Radial profile of bottom quarks in jets in high-energy nuclear collisions

TL;DR

This study investigates the radial distribution of bottom quarks in jets during high-energy nuclear collisions, revealing mass-dependent modifications and providing insights into in-medium partonic interactions in quark-gluon plasma.

Contribution

First theoretical analysis of B meson radial profiles in jets in Pb+Pb collisions, combining NLO calculations with in-medium energy loss models to explore heavy flavor jet quenching effects.

Findings

Radial profiles of heavy flavors are sensitive to quark mass at low pT.

Jet quenching narrows B meson profiles but broadens D meson profiles in Pb+Pb collisions.
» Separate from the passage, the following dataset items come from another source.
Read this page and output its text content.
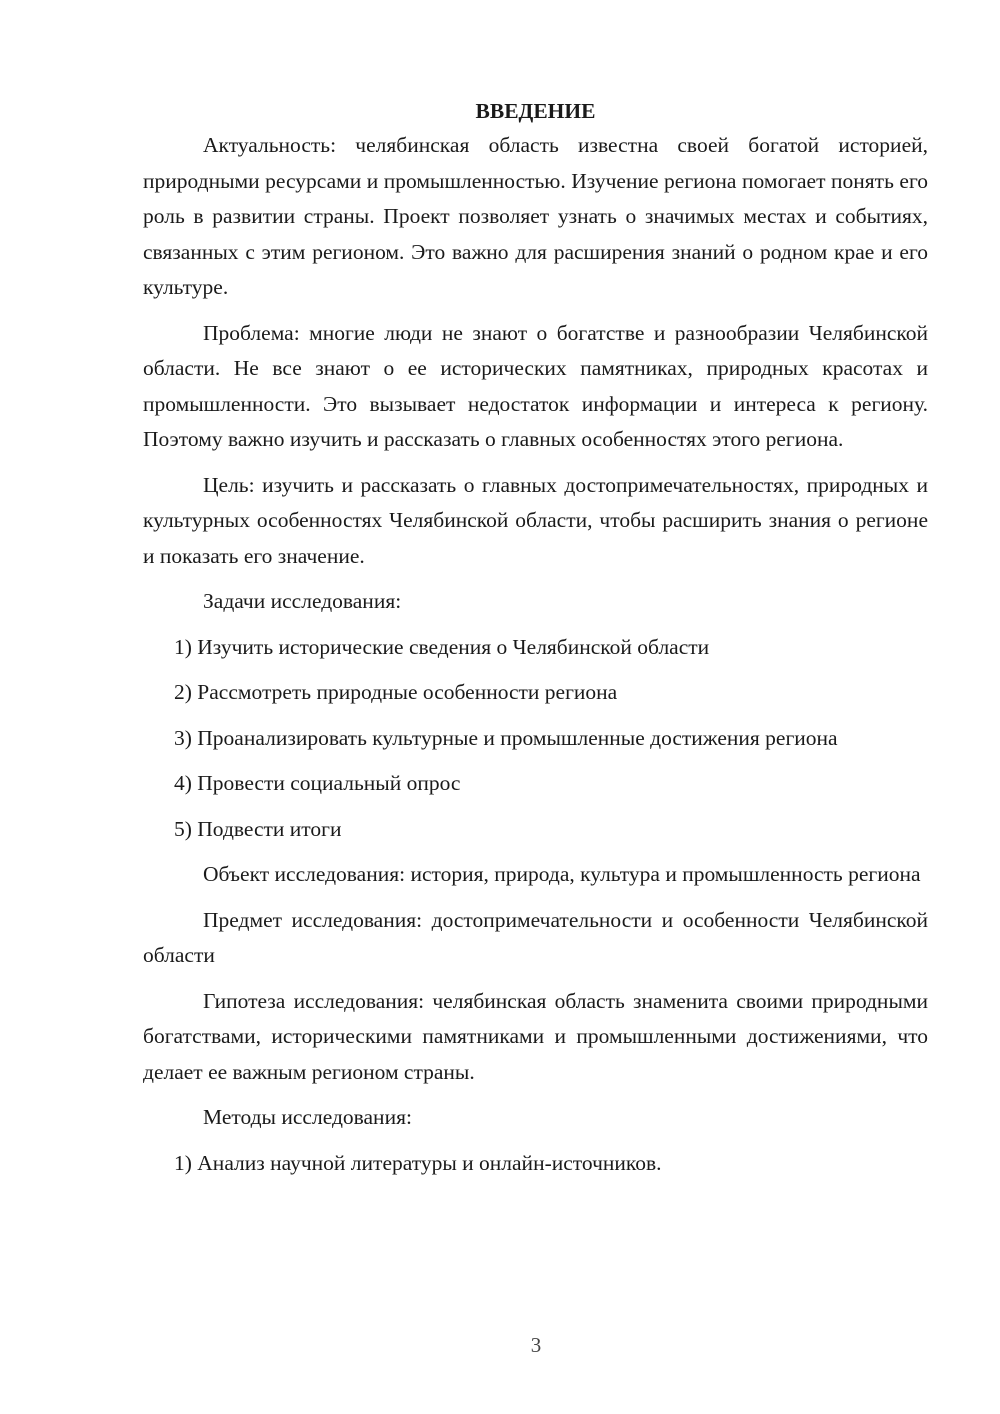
ВВЕДЕНИЕ

Актуальность: челябинская область известна своей богатой историей, природными ресурсами и промышленностью. Изучение региона помогает понять его роль в развитии страны. Проект позволяет узнать о значимых местах и событиях, связанных с этим регионом. Это важно для расширения знаний о родном крае и его культуре.

Проблема: многие люди не знают о богатстве и разнообразии Челябинской области. Не все знают о ее исторических памятниках, природных красотах и промышленности. Это вызывает недостаток информации и интереса к региону. Поэтому важно изучить и рассказать о главных особенностях этого региона.

Цель: изучить и рассказать о главных достопримечательностях, природных и культурных особенностях Челябинской области, чтобы расширить знания о регионе и показать его значение.

Задачи исследования:

1) Изучить исторические сведения о Челябинской области

2) Рассмотреть природные особенности региона

3) Проанализировать культурные и промышленные достижения региона

4) Провести социальный опрос

5) Подвести итоги

Объект исследования: история, природа, культура и промышленность региона

Предмет исследования: достопримечательности и особенности Челябинской области

Гипотеза исследования: челябинская область знаменита своими природными богатствами, историческими памятниками и промышленными достижениями, что делает ее важным регионом страны.

Методы исследования:

1) Анализ научной литературы и онлайн-источников.

3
Competing effects of initial distribution narrowing and diffusion broadening influence radial profile modifications.

Abstract

Angular correlations between heavy quark (HQ) and its tagged jet are potentially new tools to gain insight into the in-medium partonic interactions in relativistic heavy-ion collisions. In this work, we present the first theoretical study on the radial profiles of B mesons in jets in Pb+Pb collisions at the LHC. The initial production of bottom quark tagged jet in p+p is computed by SHERPA which matches the next-to-leading order matrix elements with contributions of parton shower, whereas the massive quark traversing the QGP described by a Monte Carlo model SHELL which can simultaneously simulate light and heavy flavor in-medium energy loss within the framework of Langevin evolution. In p+p collisions, we find that at lower $p_T^Q$ the radial profiles of heavy flavors in jets are sensitive to the heavy quark mass. In $0-10\%$ Pb+Pb collisions at $\rm \sqrt{s_{NN}}=5.02$ TeV, we observe an inverse modification pattern of the B mesons radial profiles in jets at $\rm 4<p_T^Q<20$ GeV compared to that of D mesons: the jet quenching effects narrow the jet radial profile of B mesons in jets while broaden that of D mesons in jets. We find that in A+A collisions, the contribution dissipated from the higher $\rm p_T^Q> 20$ GeV region naturally has a narrower initial distribution and consequently leads to a narrower modification pattern of radial profile; however the diffusion nature of the heavy flavor in-medium interactions will give rise to a broader modification pattern of radial profile. These two effects consequently compete and offset with each other, and the b quarks in jets benefit more from the former and suffers less diffusion effect compared to that of c quarks in jets. These findings can be tested in the future experimental measurements at the LHC to gain better understanding of the mass effect of jet quenching.